Чудесная жидкость, божественная вода, именуемая небом или небе­сами, возможно, соотносима с занебесными водами из книги Бытия (1,6). В функциональном аспекте она мыслилась как вода крещения, как церковная святая вода, содержащая в себе созидательные и преоб­разующие качества. Католическая церковь по-прежнему совершает ритуал benedictio fontis во время sabbathum Sanctum перед Пасхой33. Ритуал состоит из повторения descensus spiritus saneti. Обычная вода приобретает тем самым божественные свойства — она преобразует че­ловека и дает ему духовное возрождение. Это в точности алхимическая идея о божественной воде, и потому не трудно было бы вывести aqua pennanens алхимии из ритуала benedictio fontis, не будь первая языче­ской по своим истокам и безусловно старше второго. Мы находим чудес­ную веду в первых трактатах греческой алхимии, принадлежащих к I в.34 Более того, descensus spiritus в physis — это гностическая легенда, ока­завшая величайшее влияние на Мани. Вероятно через манихейство она стала одной из главных идей латинской алхимии. Целью филосо­фов было преображение несовершенной химически материи в золото, panaceaили elixir vitae, но философски или мистически речь шла о преображении в божественного гермафродита, второго Адама, благо­словенное и нетленное тело воскресения, или lumen luminum, про­светление человеческого ума, или Sapientia. Вместе с Рихардом Виль­гельмом я показал, что китайская алхимия придерживалась той же идеи — целью opus magnum там является творение “алмазного тела”.
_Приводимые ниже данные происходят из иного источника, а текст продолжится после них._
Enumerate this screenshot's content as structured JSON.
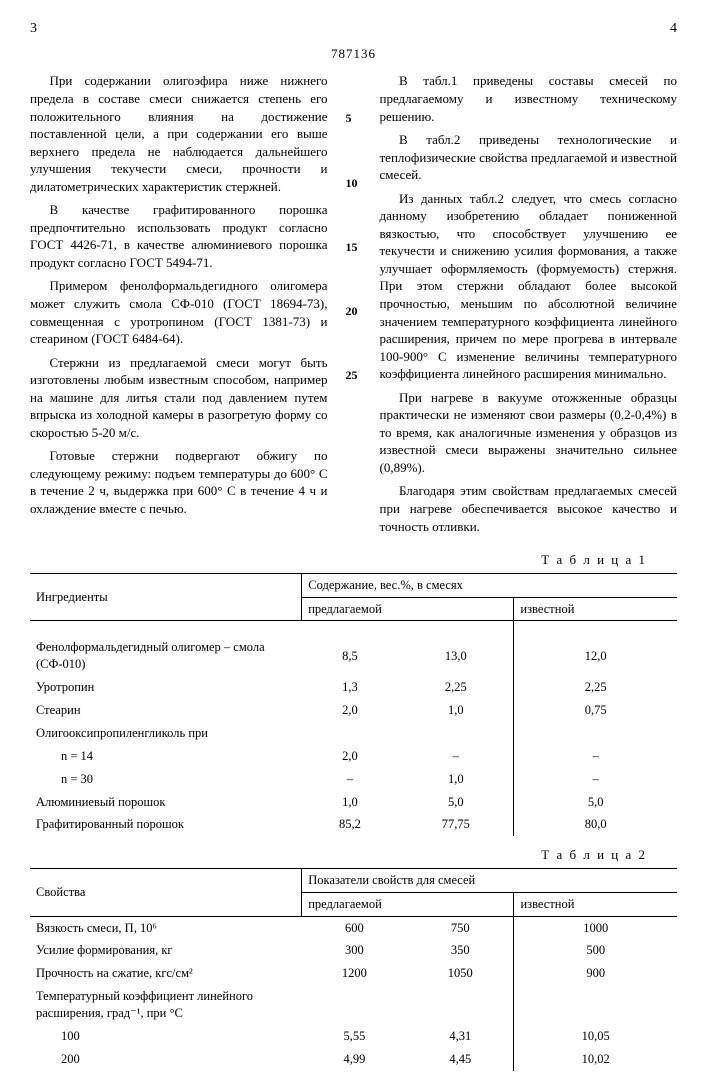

Все эти детали служат тому, чтобы связать мои психологические на­блюдения с историей. Без исторических связей они повисли бы в возду­хе, были бы просто любопытной безделкой. Я уже указывал на то, что связь современной символики с древними теориями и верованиями не зависит прямо или косвенно от традиции, даже от тайной традиции, как это часто предполагалось39. Самое тщательное исследование всег­да исключало возможное знакомство моих пациентов с такого рода книгами или идеями. Кажется, их бессознательное работало в том же направлении, которое временами заявляло о себе на протяжении по­следних двух тысяч лет. Такая непрерывность может существовать лишь вместе с биологической передачей по наследству определенного бессознательного состояния. Под этим я подразумеваю, естественно, не наследование представлений, каковое было бы трудно, если не не­возможно, доказать. Наследуемое свойство должно быть, скорее, чем-то вроде возможности регенерации тех же или сходных путей. Я на­звал эту возможность “архетипом”, что означает ментальную предпо­сылку и характеристику церебральной функции40.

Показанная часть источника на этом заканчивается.